“I know James can be a world champion. All he has to do is, number one, get into condition and, number two, show he knows how to box, and he knows how to box.  The main thing is that he is a condition fighter, a left-handed power-punching fighter who needs to be 75% aggression and 25% of boxing skills. At the moment, James is 95% aggression and 5% boxing.”

That was Ann Wolfe, the trainer of the Texan southpaw, the “Mandingo Warrior” James Kirkland in a recent interview with Boxing Monthly (January 2012). But it has only been in recent months that Kirkland and Wolfe have been reunited, professionally and personally. The reason for their split is associated with past events in Kirkland’s life dating back to 2003 and his brushes with the law between then and then again on the 19th April 2009, the latter seeing the Texan arrested on suspicion of armed robbery. Placed on probation he would go on to lose three years of his fight career.

The fight prior to incarceration would arrive in August 2003 against Russell Jordan and resulted in a first round TKO victory for Kirkland. Re-entering the fight scene in 2006 the first fight on his comeback trail would be against Manny Castillo in the April, a fight which Kirkland would go on to win courtesy of a sixth round TKO. With this success the Mandingo Warrior’s undefeated streak was stretched to 12-0.

By the time Kirkland faced the Colombian Joel Julio in March 2009 that undefeated streak would be stretched to 25-0 courtesy of another sixth round TKO at the HBO Boxing After Dark event in San Jose. However, he would again be seen to fall foul of the law and this came with jail time. As Kirkland was due to face Michael Walker at the Vegas MGM Grand on the undercard of the Pacquiao-Hatton fight in May the Texan would find himself arrested during a traffic stop in his hometown of Austin, Texas and was charged with a 3rd degree felony “unlawful possession of a firearm by a felon”. He was convicted and sentenced to two years in prison. He was released ahead of schedule on September 30, 2010 and spent the remainder of his time in a half-way house in Texas.

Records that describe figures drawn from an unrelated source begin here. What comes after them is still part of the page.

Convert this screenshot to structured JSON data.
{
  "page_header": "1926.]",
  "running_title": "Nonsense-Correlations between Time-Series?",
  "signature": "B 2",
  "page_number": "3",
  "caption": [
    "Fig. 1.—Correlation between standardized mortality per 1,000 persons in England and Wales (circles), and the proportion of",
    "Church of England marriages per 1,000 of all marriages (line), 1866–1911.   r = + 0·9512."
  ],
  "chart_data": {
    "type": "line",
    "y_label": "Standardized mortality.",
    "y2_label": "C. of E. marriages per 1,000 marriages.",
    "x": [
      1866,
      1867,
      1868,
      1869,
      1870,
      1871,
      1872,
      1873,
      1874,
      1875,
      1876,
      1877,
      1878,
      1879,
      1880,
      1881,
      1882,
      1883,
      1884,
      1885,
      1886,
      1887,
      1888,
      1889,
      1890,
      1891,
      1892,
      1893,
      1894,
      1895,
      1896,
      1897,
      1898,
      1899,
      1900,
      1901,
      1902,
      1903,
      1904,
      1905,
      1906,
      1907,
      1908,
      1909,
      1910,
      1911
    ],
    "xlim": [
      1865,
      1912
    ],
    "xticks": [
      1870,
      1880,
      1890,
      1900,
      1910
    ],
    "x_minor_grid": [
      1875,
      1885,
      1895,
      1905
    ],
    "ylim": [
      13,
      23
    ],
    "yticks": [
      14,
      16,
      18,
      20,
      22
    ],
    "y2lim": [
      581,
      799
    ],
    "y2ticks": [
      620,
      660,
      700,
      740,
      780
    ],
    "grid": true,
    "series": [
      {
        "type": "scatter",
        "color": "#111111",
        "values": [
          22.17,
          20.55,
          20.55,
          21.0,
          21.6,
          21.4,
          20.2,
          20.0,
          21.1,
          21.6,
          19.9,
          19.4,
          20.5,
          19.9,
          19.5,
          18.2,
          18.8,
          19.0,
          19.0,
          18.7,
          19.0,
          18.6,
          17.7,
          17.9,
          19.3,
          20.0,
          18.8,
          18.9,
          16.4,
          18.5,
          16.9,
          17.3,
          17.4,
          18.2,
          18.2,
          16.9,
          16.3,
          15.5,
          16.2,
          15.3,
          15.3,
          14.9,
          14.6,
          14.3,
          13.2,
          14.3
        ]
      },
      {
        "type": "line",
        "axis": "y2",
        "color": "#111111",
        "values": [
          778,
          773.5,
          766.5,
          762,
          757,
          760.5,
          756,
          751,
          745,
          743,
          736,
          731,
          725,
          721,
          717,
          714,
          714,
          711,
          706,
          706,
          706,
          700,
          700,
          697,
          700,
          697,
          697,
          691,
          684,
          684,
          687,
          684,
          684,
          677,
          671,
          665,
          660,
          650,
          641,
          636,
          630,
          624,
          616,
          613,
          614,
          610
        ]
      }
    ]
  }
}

Finding himself on the comeback trail and under the guidance of a new trainer in Kenny Adams, Kirkland would find himself back in the ring, this time against Ahsandi Gibbs in March 2011, defeating his compatriot with a first round KO. The following month and Kirkland would be faced with his biggest, professional challenge at that time. At the MGM Grand Kirkland would oppose Japanese boxer Nobuhiro Ishadi in what was supposed to be a stay-busy fight for the American. However, the (29 – 7) newcomer seemingly had other ideas and, having just made the step up to the middleweight division, Ishadi would upset the odds with a shocking first round TKO and dealt Kirkland’s first defeat as a professional fighter. Afterwards Kirkland would part ways with Adams and later reunite with Wolfe.

Kirkland’s remaining three fights of 2011 were all victories for the reformed Kirkland-Wolfe combination when defeating first Dennis Sharpe in June (first round KO; 28-1), then Alexis Hloros was beaten in the July (second round TKO; 29-1) before finally participating in one of Boxing Fights of the Year candidates in Centro de Cancun, Mexico against hometown favourite Alfredo Angulo. This was in November of 2011 and was a WBC Light-Middleweight title eliminator. Kirkland would enter the fight with superior ammunition than his opponent and a fight was witnessed. Kirkland was to be floored in the opening 30 seconds of Round One before he would return the favour and floored Angulo towards the end of the same round. By the time the sixth round was reached though and with Kirkland in complete control of the fight, the referee would have to intervene as Angulo was now on the ropes and the Texan southpaw would claim a TKO victory. This extended Kirkland’s record to 30-1 (27 KO) since his 2001 debut against a fellow debutant in Michael Chalmers.

Next up for the 27 year old James Kirkland is a March 2012 date with Carlos Molina in the semi-final of the WBC Light-Middleweight eliminators. Victory here would see Kirkland go on to face Vanes Martiseryan for what would not only be the title, but also some possible redemption and even closure. A career which is coming full circle and with Kirkland having overcome several detrimental obstacles along the way. Only time will tell.

Real Combat Media and it’s writers chose James Kirkland for Comeback Fighter of the Year because of all the adversity he faced in 2011. The reader’s of Real Combat Media also chose James Kirkland as Comeback 2011 Fighter of the Year in our year end fan’s award poll.